Well-known professors

  • Christian Eckert (1874–1952), successor to the founding director and later first rector of the university
  • The most famous lecturer at the university was Eugen Schmalenbach (1873–1955), who immediately after completing his studies at the Leipzig Graduate School and subsequent postgraduate studies in economics at the university there, worked as a private lecturer in Cologne from 1902 and as a professor from 1906. He is considered the father of business administration
  • Julius Hirsch (1882–1961) completed his habilitation here in 1911 and became the first professor of private business studies / Bwl of Jewish faith in Germany
  • Otto Wilhelm Thomé (1840–1925), rector of the commercial college and botanist
  • Alfred Ludwig Wieruszowski (1857–1945), lawyer at the Cologne Higher Regional Court and professor at the University of Cologne , since 1909 lecturer at the commercial college
  • Leopold von Wiese (1876–1969), 1915 professor of economics and 1919 first professor of sociology in Germany at the university

Well-known graduates

  • Robert Debes (1878–1962), Rector of the University of St.
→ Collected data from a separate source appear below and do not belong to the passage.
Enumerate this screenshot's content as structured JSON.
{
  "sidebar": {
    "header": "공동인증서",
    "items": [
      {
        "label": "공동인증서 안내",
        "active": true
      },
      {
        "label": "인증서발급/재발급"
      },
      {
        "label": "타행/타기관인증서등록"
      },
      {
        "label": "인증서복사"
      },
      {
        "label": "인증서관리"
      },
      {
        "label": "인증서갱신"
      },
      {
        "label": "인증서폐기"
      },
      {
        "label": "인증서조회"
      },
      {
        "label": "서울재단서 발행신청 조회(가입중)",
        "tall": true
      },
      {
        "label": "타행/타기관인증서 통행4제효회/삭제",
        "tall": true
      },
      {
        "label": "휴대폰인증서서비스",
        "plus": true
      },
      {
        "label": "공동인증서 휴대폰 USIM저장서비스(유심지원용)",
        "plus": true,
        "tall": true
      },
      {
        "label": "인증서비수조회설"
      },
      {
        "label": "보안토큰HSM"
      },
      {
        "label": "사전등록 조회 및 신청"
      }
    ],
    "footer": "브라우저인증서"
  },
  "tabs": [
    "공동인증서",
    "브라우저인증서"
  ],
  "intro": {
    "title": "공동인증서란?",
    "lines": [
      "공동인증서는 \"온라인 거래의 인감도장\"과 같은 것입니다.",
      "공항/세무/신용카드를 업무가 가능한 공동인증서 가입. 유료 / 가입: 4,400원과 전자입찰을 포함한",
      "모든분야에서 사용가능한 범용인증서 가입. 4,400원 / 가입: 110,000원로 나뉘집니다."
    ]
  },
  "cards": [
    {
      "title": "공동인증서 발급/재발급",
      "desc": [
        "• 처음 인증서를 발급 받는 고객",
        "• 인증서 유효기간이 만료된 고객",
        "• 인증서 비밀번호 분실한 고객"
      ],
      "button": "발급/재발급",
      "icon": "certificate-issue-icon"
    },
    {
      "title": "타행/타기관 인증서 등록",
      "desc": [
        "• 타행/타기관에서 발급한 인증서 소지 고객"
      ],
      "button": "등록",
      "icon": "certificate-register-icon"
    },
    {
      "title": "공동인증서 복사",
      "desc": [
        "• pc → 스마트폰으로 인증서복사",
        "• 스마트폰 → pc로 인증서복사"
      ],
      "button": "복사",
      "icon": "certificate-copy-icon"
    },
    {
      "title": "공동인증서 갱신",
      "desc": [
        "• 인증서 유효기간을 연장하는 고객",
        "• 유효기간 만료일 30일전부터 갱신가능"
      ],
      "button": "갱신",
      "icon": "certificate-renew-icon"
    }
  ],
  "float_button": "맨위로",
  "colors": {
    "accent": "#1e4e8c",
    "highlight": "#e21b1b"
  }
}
Gallen
  • Fritz Terhalle (1889–1962), economist, professor in Hamburg and Munich
  • Oskar Sillén (1883–1965), professor of business administration at the Stockholm School of Economics and founder of the field of auditing there
  • Wilhelm Sollmann (1881–1951), journalist and SPD politician, professor in the USA
  • Friedrich Flick (1883–1972), economist, entrepreneur, Minister of Defense Economics and convicted war criminal

Footnotes

  1. ^ Matthias Weber : The Old University of Cologne. (= Rheinische Kunststätten , issue 269.) Cologne 1982, p. 7.
  2. ^ Friedrich Carl Heimann : The commercial college in Cologne on the Rhine. In: Zentralblatt der Bauverwaltung , Volume 28, 1908, No. 55 (from July 11, 1908) ( online ), pp. 370–374.
  3. ^ Directory of members October 1906. German Colonial Society, Cologne Department, pp. 4–9 , accessed on January 22, 2014 (German).
  4. ^ Faculty of Economics and Social Sciences in Faculty Weeks, 600 Years of Cologne University , p. 4
  5. ^ Matthias Weber : The Old University of Cologne , Rheinische Kunststätten series , issue 269, Cologne 1982, p. 9f
  6. ^ Description of construction and history in the picture book Cologne

literature

  • Hermann Kellenbenz : The Cologne Commercial College. In: The University of Cologne 1919–1969. Basel 1969.
  • Heike Franz: Between the market and the profession. Business economist in Germany in the field of tension between the educated and economic middle class (1900–1945). Vandenhoeck & Ruprecht, Göttingen 1998. (at the same time dissertation, Bielefeld 1996/1997) - especially section 3 Establishment and development of commercial colleges , p. 43 ff. ( Preview on Google books )
  • Sabine Eichler: Südstadtgeschichte (s). Claudiusstrasse 1 - "just" a building at the Römerpark? In: Yearbook of the Cologne History Association 80 (2010), pp. 123–148.